• United States: USCIS Finalizes I-9 Document Rule without Change 
  • April 29, 2011
  • Law Firm: Fragomen Del Rey Bernsen Loewy LLP - New York Office
  • A U.S. Citizenship and Immigration Services (USCIS) regulation published today finalizes the list of identity and immigration status documents that employers may accept in the Form I-9 employment eligibility verification process. The final rule makes no changes to the current list of acceptable documents, which has been in effect since April 2009, and does not change employers’ obligations in the I-9 process. However, the rule comes as Immigration and Customs Enforcement (ICE) is increasing its I-9 audit efforts and therefore serves as an important reminder of worksite compliance responsibilities.

    Acceptable Identity and Work Authorization Documents 

    In April 2009, an interim final rule made significant changes to the list of documents that employers can accept during the Form I-9 process. These changes have been finalized in today’s regulation. 

    The most significant change was the requirement that employers may accept identity documents only if they are unexpired or do not have an expiration date. The interim rule also added several documents to “List A” -- the list of Form I-9 documents that are acceptable to establish both a worker’s identity and his or her employment eligibility. The following documents were added to List A: 

    • Foreign passports containing the I-551 permanent residence notation printed on a machine-readable immigrant visa. Before April 2009, List A included only the I-551 passport stamp and I-551 permanent resident card. 
    • The U.S. Passport Card. 
    • Passports and certain other documents for citizens of the Federated States of Micronesia and the Republic of the Marshall Islands. 

    Eliminated from List A were several now-obsolete forms of the employment authorization document, Form I-688, Form I-688A, and Form I-688B. 

    Clarifications on Using Form I-9 

    The interim final rule also served as the legal basis for the current version of the Form I-9. Though the “new” form has been in effect since April 3, 2009, some misunderstandings still persist among employers and are worthy of some clarification. 

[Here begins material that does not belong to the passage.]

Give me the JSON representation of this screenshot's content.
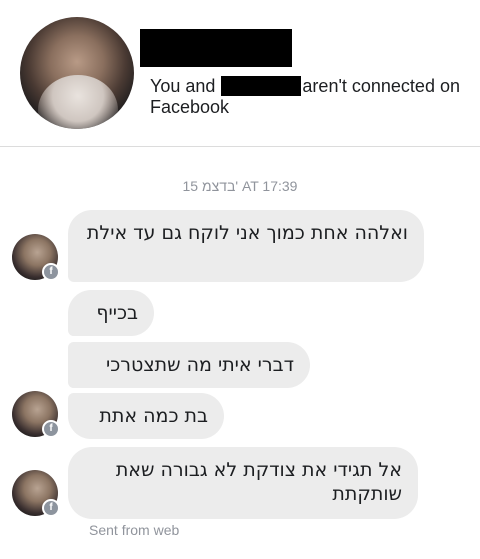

    Which edition of Form I-9 is acceptable? Employers may use either the February 2, 2009 or the August 7, 2009 edition of Form I-9. Employers may not use earlier versions, because those versions do not contain the most current list of acceptable I-9 documents. 

    What is the difference between a U.S. citizen and a U.S. national? In Section I of the form, a worker must indicate whether he or she is a U.S. citizen, a non-citizen national of the United States, a U.S. lawful permanent resident or a foreign national authorized to work in the United States. Previously, the form contained a single, combined selection that was chosen by workers who were either U.S. citizens or non-citizen nationals. 

    Non-citizen nationals of the United States are individuals who were born in American Samoa, certain residents of the Northern Mariana Islands who have not become U.S. citizens, and certain individuals who were born abroad to non-citizen U.S. nationals. Though U.S. nationals do not possess full U.S. citizenship, they are not foreign nationals; they may enter and work in the United States without restriction. 

    What the Final Rule Means for Employers 

    Though the final rule published today does not change employer obligations in the employment eligibility verification process, it comes as ICE is increasing its audits efforts and is aggressively pursuing penalties against employers who make paperwork efforts. Employers should have an internal checklist for human resources staff to ensure strict compliance with I-9 requirements. Employers who are unsure about how to complete Form I-9 should contact their immigration counsel as soon as possible, so that questions can be addressed within the required I-9 completion timeframe.